Deneysel çalışmalarda halen dünyada ve Türkiye’de rezerv olarak en bol olan doğal zeolit minerallerinden klinoptilolit kullanılmıştır. Klinoptilolit, yüzeye yakın ve düzenli bir yataklanmaya sahip olması, düşük maliyetli madencilik faaliyetleriyle işletilebilen rezervler şeklinde ortaya çıkması ve sahip olduğu üstün özellikleri ile (yüksek iyon değiştirme kapasitesi, adsorptif özelliği vb.) en fazla araştırma konusu olmuş bir mineraldir.

6.1.1.Klinoptilolitin kristal yapısı ve katyonların yerleşimi

Breck (1974)’e göre klinoptilolitin birim hücre formülü Na6[(AlO2)6(SiO2)30].24H2O, Gottardi and Galli (1985)’ye göre ise (Na,K)6[Al6.Si30.O72].20.H2O’dur. İki formül arasındaki fark yapıdaki su molekülü miktarından kaynaklanmaktadır. Klinoptilolit 7 gruba ayrılan zeolitler içerisinde yedincisi olan höylandit (kompleks 4-4-1) grubuna dahil bir doğal zeolit mineralidir. Yapıda sodyumdan başka en çok bulunan diğer katyonlar Ca, K ve Mg’dur. Kristal yapıda temel birim olan SiO4 ve AlO4

tetrahedralleri birleşerek ikincil yapı birimi (SBU) diye ifade edilen kompleks 4-4-1 halkalarını oluşturur (Şekil 6.1). Bu ikincil yapı birimlerinin farklı şekillerde birleşmesi ile sekizli (8 adet TO4= SiO4 veya AlO4 tetrahedrali içeren) ve onlu (10 adet TO4 tetrahedrali içeren) halkalardan oluşan iki boyutlu kanallar (boşluk sistemleri) meydana gelir ve böylece klinoptilolitin kristal yapısı tamamlanmış olur.

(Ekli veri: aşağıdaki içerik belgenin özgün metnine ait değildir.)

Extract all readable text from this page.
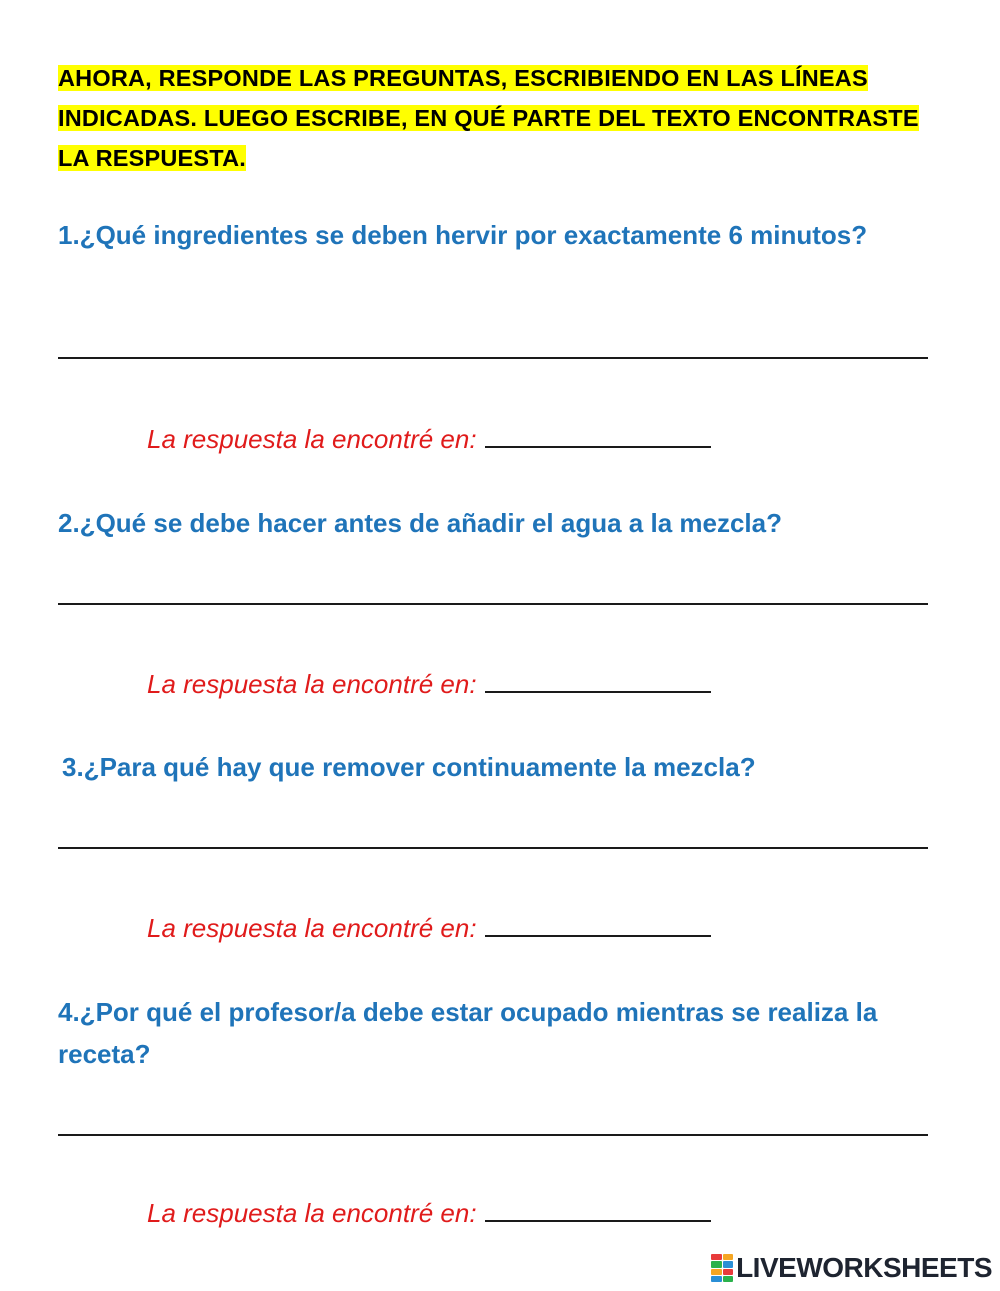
AHORA, RESPONDE LAS PREGUNTAS, ESCRIBIENDO EN LAS LÍNEAS INDICADAS. LUEGO ESCRIBE, EN QUÉ PARTE DEL TEXTO ENCONTRASTE LA RESPUESTA.
1.¿Qué ingredientes se deben hervir por exactamente 6 minutos?
La respuesta la encontré en:
2.¿Qué se debe hacer antes de añadir el agua a la mezcla?
La respuesta la encontré en:
3.¿Para qué hay que remover continuamente la mezcla?
La respuesta la encontré en:
4.¿Por qué el profesor/a debe estar ocupado mientras se realiza la receta?
La respuesta la encontré en:
LIVEWORKSHEETS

Merkle and Slaughter (1968) ile Alberti (1975), Şekil 6.2’de model görüntüsü verilen klinoptilolitin kanal yapılarını (yönlerini ve boyutlarını) ortaya koymuşlardır. Buna göre onlu halkalı A kanalı ve sekizli halkalı “B” kanalı birbirlerine ve c eksenine paralel olup sekizli halkalı C kanalı ise a eksenine paralel ve A ve B kanalları ile kesişmektedir. Kristal yapıdaki toplam boşluk hacmi %34 olup Si/Al oranı ise 2.7-5.3 arasındadır (Breck, 1974; Mumpton,1978).

Yapıda yer alan her bir AlO4 tetrahedrali bünyeye negatif bir yük kazandırmakta olup bu negatiflik kanallara yerleşen bir veya iki değerlikli katyonlarla dengelenir.

Katyonların yerleşim yerleri Koyama and Takeuchi (1977) ve Sugiyama and Takeuchi (1986) tarafından incelenip ortaya çıkartılmıştır. Klinoptilolitin yapısında M1, M2, M3 ve M4 olarak ifade edilen farklı katyon konumları bulunmaktadır.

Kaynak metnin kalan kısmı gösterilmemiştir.